Il y a quelque temps, j’ai publié deux articles, titrés « Etapes d’illustration de la Bosse du crime-1« 1, puis « Etapes d’illustration de la bosse du crime-2« 2. Cela m’a permis de commenter les étapes de la réalisation de cette peinture. Et puis je me suis demandé si cela montrait bien le déroulement des étapes. Ma réflexion a été de me dire que ce qui permet le meilleur « déroulé », c’était peut-être une vidéo. C’est pourquoi, à la fin de l’année 2016, j’ai réalisé et posté une vidéo sur ce thème sur YouTube

 

Voir les étapes d’une illustration, commentées de vive voix

Pictogramme "Oeil" par Richard Martens.J’ai donc montré les étapes, en faisant un commentaire en voix « off ». C’est-à-dire sans que je paraisse à l’écran. Je vois beaucoup de vidéos, y compris des tutoriels, voire des cours vendus en vidéo, où l’auteur parait.

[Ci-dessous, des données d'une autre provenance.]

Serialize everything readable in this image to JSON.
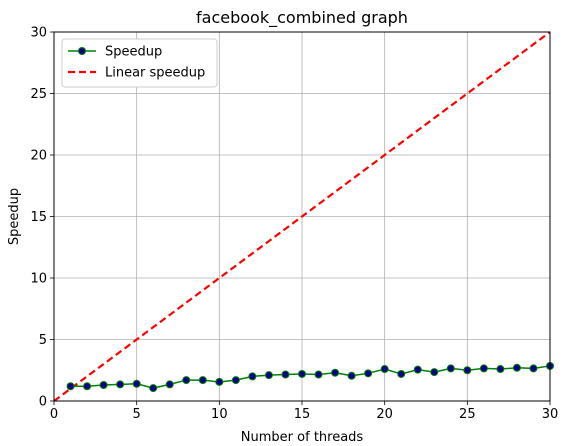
{
  "chart_data": {
    "type": "line",
    "title": "facebook_combined graph",
    "xlabel": "Number of threads",
    "ylabel": "Speedup",
    "xlim": [
      0,
      30
    ],
    "ylim": [
      0,
      30
    ],
    "xticks": [
      0,
      5,
      10,
      15,
      20,
      25,
      30
    ],
    "yticks": [
      0,
      5,
      10,
      15,
      20,
      25,
      30
    ],
    "grid": true,
    "legend_position": "top-left",
    "series": [
      {
        "name": "Speedup",
        "style": "line-with-markers",
        "line_color": "#008000",
        "marker_color": "#00008b",
        "x": [
          1,
          2,
          3,
          4,
          5,
          6,
          7,
          8,
          9,
          10,
          11,
          12,
          13,
          14,
          15,
          16,
          17,
          18,
          19,
          20,
          21,
          22,
          23,
          24,
          25,
          26,
          27,
          28,
          29,
          30
        ],
        "y": [
          1.2,
          1.2,
          1.3,
          1.35,
          1.4,
          1.05,
          1.35,
          1.7,
          1.7,
          1.55,
          1.7,
          2.0,
          2.1,
          2.15,
          2.2,
          2.15,
          2.3,
          2.05,
          2.25,
          2.6,
          2.2,
          2.55,
          2.35,
          2.65,
          2.5,
          2.65,
          2.6,
          2.7,
          2.65,
          2.85
        ]
      },
      {
        "name": "Linear speedup",
        "style": "dashed",
        "line_color": "#ff0000",
        "x": [
          0,
          30
        ],
        "y": [
          0,
          30
        ]
      }
    ]
  }
}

Et parfois, il n’y a rien à voir ! L’auteur est présent à l’écran, et parle ! Et – parfois – cela dure… Aussi ai-je décidé que je montrerai ma photo au début et à la fin. Et le reste du temps de la vidéo, je veux montrer des images ! Montrer des étapes ! Ou faire des démonstrations ! Et dans ce cas, avec un cadrage serré, seule ma main peut apparaître. Montrer ma tête me semble inintéressant… ! Bref donner à voir ! Et non pas faire de la radio filmée…

 

Une vidéo avec des sous-titres

Pictogramme "Plume métallique" par Richard Martens.En plus de la voix « off », j’ai aussi opté pour mettre des commentaires écris, voire parfois des sous-titres. Certaines personnes pourraient se dire que c’est redondant,puisqu’il y a déjà une voix « off »…

D’autant que cela représente un supplément de travail : choix de la police de caractères, couleurs et « taille » (le corps) de la police… Le placement sur l’écran, pour ne pas nuire à l’image. Puis taper le texte…

L’avantage – et l’inconvénient – d’une vidéo commentée en voix « off », c’est que si des personnes sont sourdes ou malentendantes, elles perdent les commentaires ! C’est pourquoi j’ai décidé que je ferai des sous-titres. J’ai donc acheté l’extension qui m’a semblé la plus performante. Et j’ai sous-titré…

 

Toutes les étapes réunies chronologiquement à la fin de la vidéo

Pictogramme "Puzzle" par Richard Martens.A la fin de la vidéo, j’ai réuni toutes les étapes, montrées dans les deux articles sur un même écran, côte à côte. Et je les ai « alignées », dans l’ordre chronologique. Ce que je n’avais pas pensé à faire lors de la publication des articles…

Pour les personnes qui ne l’ont pas encore vu sur ma chaîne YouTube3, voici donc cette vidéo :

 

Que pensez vous de cette Vidéo ? Avez-vous une meilleure vision des étapes d’une illustration ? Merci de commenter, ci-dessous…

Richard Martens (;-{D}

Texte version 1.0


Note

Comme d’habitude, voici les liens de l’article, au cas où ils seraient brisés dans le corps de l’article… Si c’est le cas, il vous suffit de faire un copier-coller de l’un des liens ci-dessous, et de le coller dans la barre de votre navigateur…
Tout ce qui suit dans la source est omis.